The 34-year-old woman was found unconscious inside an open minibus in the suburban Sakinaka neighborhood, Mumbai Police Commissioner Hemant Nagrale told a news conference on Saturday.
She was allegedly raped and assaulted with an iron bar, according to CNN affiliate News-18, citing a local official. The woman was admitted to Rajawadi Hospital and initially responded to treatment, but died from her injuries on Saturday, Nagrale said.
Police arrested a man on suspicion of rape and murder, after allegedly identifying him from CCTV footage, Nagrale added. He has not yet been formally charged and will remain in police custody until September 21.
Balwant Deshmukh, chief police inspector at the Sakinaka police station, told CNN that the victim and the alleged perpetrator were homeless. If charged and found guilty, the suspect could face the death penalty.
Anti-rape and women’s rights activist Yogita Bhayana said Friday’s case in Mumbai had “shaken the nation once again” because it was “incredibly similar” to the notorious rape and murder of 23-year-old student Nirbhaya. in New Delhi in 2012.

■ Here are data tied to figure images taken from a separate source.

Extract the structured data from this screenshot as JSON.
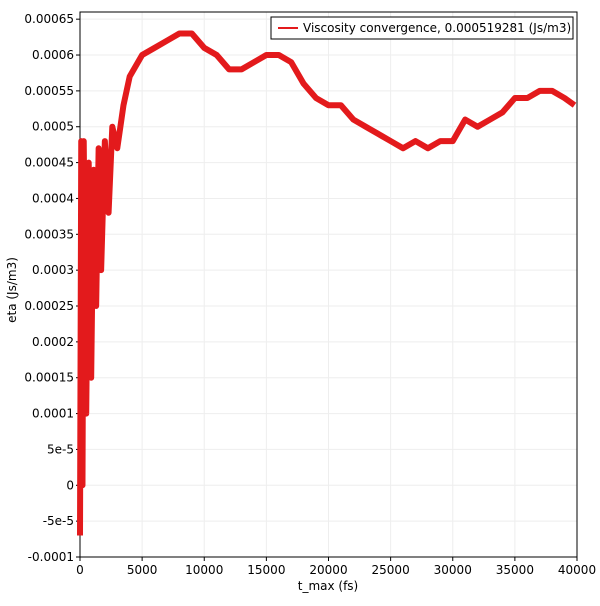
{
  "chart_data": {
    "type": "line",
    "xlabel": "t_max (fs)",
    "ylabel": "eta (Js/m3)",
    "x": [
      0,
      100,
      200,
      300,
      500,
      700,
      900,
      1100,
      1300,
      1500,
      1700,
      2000,
      2300,
      2600,
      3000,
      3500,
      4000,
      5000,
      6000,
      7000,
      8000,
      9000,
      10000,
      11000,
      12000,
      13000,
      14000,
      15000,
      16000,
      17000,
      18000,
      19000,
      20000,
      21000,
      22000,
      23000,
      24000,
      25000,
      26000,
      27000,
      28000,
      29000,
      30000,
      31000,
      32000,
      33000,
      34000,
      35000,
      36000,
      37000,
      38000,
      39000,
      39800
    ],
    "series": [
      {
        "name": "Viscosity convergence, 0.000519281 (Js/m3)",
        "color": "#e31a1c",
        "values": [
          -7e-05,
          0.00048,
          0.0,
          0.00048,
          0.0001,
          0.00045,
          0.00015,
          0.00044,
          0.00025,
          0.00047,
          0.0003,
          0.00048,
          0.00038,
          0.0005,
          0.00047,
          0.00053,
          0.00057,
          0.0006,
          0.00061,
          0.00062,
          0.00063,
          0.00063,
          0.00061,
          0.0006,
          0.00058,
          0.00058,
          0.00059,
          0.0006,
          0.0006,
          0.00059,
          0.00056,
          0.00054,
          0.00053,
          0.00053,
          0.00051,
          0.0005,
          0.00049,
          0.00048,
          0.00047,
          0.00048,
          0.00047,
          0.00048,
          0.00048,
          0.00051,
          0.0005,
          0.00051,
          0.00052,
          0.00054,
          0.00054,
          0.00055,
          0.00055,
          0.00054,
          0.00053
        ]
      }
    ],
    "xlim": [
      0,
      40000
    ],
    "ylim": [
      -0.0001,
      0.00066
    ],
    "xticks": [
      0,
      5000,
      10000,
      15000,
      20000,
      25000,
      30000,
      35000,
      40000
    ],
    "yticks": [
      -0.0001,
      {
        "value": -5e-05,
        "label": "-5e-5"
      },
      0,
      {
        "value": 5e-05,
        "label": "5e-5"
      },
      0.0001,
      0.00015,
      0.0002,
      0.00025,
      0.0003,
      0.00035,
      0.0004,
      0.00045,
      0.0005,
      0.00055,
      0.0006,
      0.00065
    ],
    "grid": true,
    "legend": "upper right"
  }
}
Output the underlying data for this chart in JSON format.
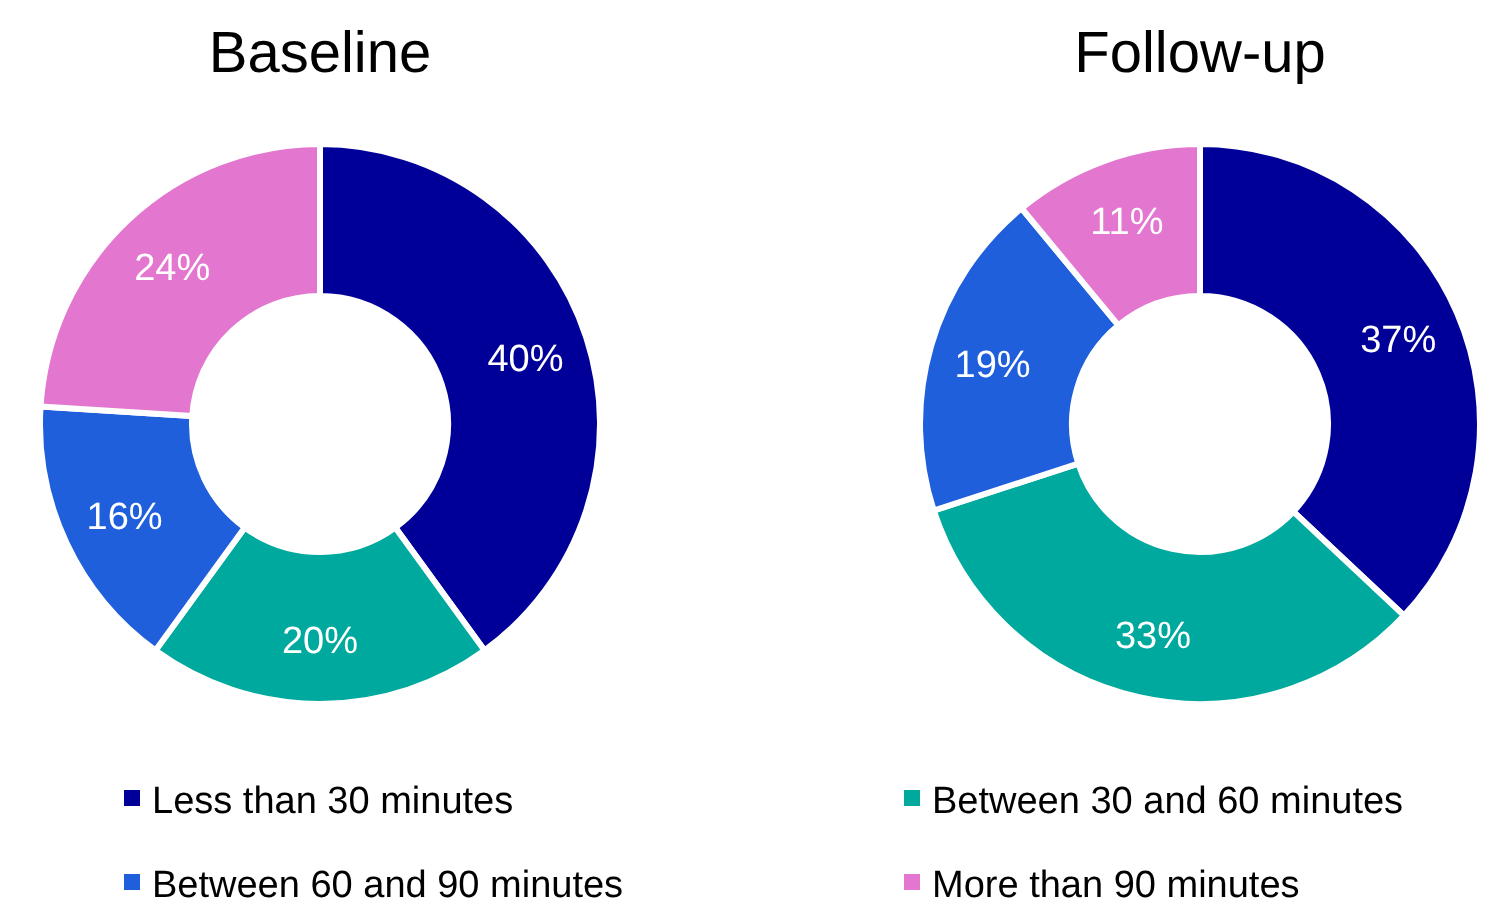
{
  "chart_data": [
    {
      "type": "donut",
      "title": "Baseline",
      "categories": [
        "Less than 30 minutes",
        "Between 30 and 60 minutes",
        "Between 60 and 90 minutes",
        "More than 90 minutes"
      ],
      "values": [
        40,
        20,
        16,
        24
      ],
      "colors": [
        "#000099",
        "#00a99d",
        "#1f5fdc",
        "#e377cf"
      ],
      "value_labels": [
        "40%",
        "20%",
        "16%",
        "24%"
      ],
      "legend": "bottom"
    },
    {
      "type": "donut",
      "title": "Follow-up",
      "categories": [
        null,
        null,
        null,
        null
      ],
      "values": [
        37,
        33,
        19,
        11
      ],
      "colors": [
        "#000099",
        "#00a99d",
        "#1f5fdc",
        "#e377cf"
      ],
      "value_labels": [
        "37%",
        "33%",
        "19%",
        "11%"
      ]
    }
  ]
}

Nirbhaya – a pseudonym given to the victim, meaning “brave” – was raped and assaulted with iron bars, according to court documents, and suffered horrific injuries. He died two weeks after the attack at a Singapore hospital.
Her death highlighted sexual assault in India and increased scrutiny of crimes against women. The case marked a turning point in the country and prompted millions of women to protest stricter laws on sexual assault.
“After Nirbhaya, we thought things would change, but we keep hearing (rape) cases every day. Not a day goes by without us hearing about one,” Bhayana said. “As activists, we press and poll the government and the nation a lot, but when we learn of such brutality, we really feel so powerless. I have no words to describe it.”
Uddhav Thackeray, the chief minister of Maharashtra, whose capital is Mumbai, expressed shock at the “gruesome” incident.
“The heinous crime that took place in Saki Naka is a disgrace to humanity,” Thackeray tweeted on Saturday, adding that the case would be accelerated and the culprit would be “severely punished.”
The rape crisis in India
According to the latest figures available from India’s National Bureau of Criminal Records, more than 32,000 cases of alleged rape against women were reported in 2019, one approximately every 17 minutes. But activists believe that the true figure is much higher, as many are not reported out of fear.
The number of reported rapes has increased since Nirbhaya’s death, possibly due to increased awareness of the issue. Experts say the outrage has helped dispel the shame of talking about rape.
Subsequently, legal reforms and harsher penalties for rape were introduced. These include fast-track courts to get rape cases through the court system quickly, an amended definition of rape to include anal and oral penetration, and the introduction of new guidelines to eliminate the two-finger test, which purportedly assessed whether a woman had sexual intercourse.
However, high-profile rape cases continue to make headlines. In August, four men were charged with the alleged rape and murder of a 9-year-old girl in New Delhi. The girl belonged to the Dalit community in the country, the most oppressed in Hinduism’s caste hierarchy.
In January, a Hindu priest and two of his male followers were arrested for the alleged gang rape and murder of a 50-year-old woman in the northern state of Uttar Pradesh. In September last year, the alleged gang rape and death of a 19-year-old Dalit woman in Uttar Pradesh sparked protests across the country.
Bhayana, the activist, urged the nation to work together to ensure that Indian women are protected.
“As a nation, we must think about where we are now,” he said. “It has been almost 10 years since Nirbhaya, but things remain the same. We need to work collectively, otherwise nothing will change.”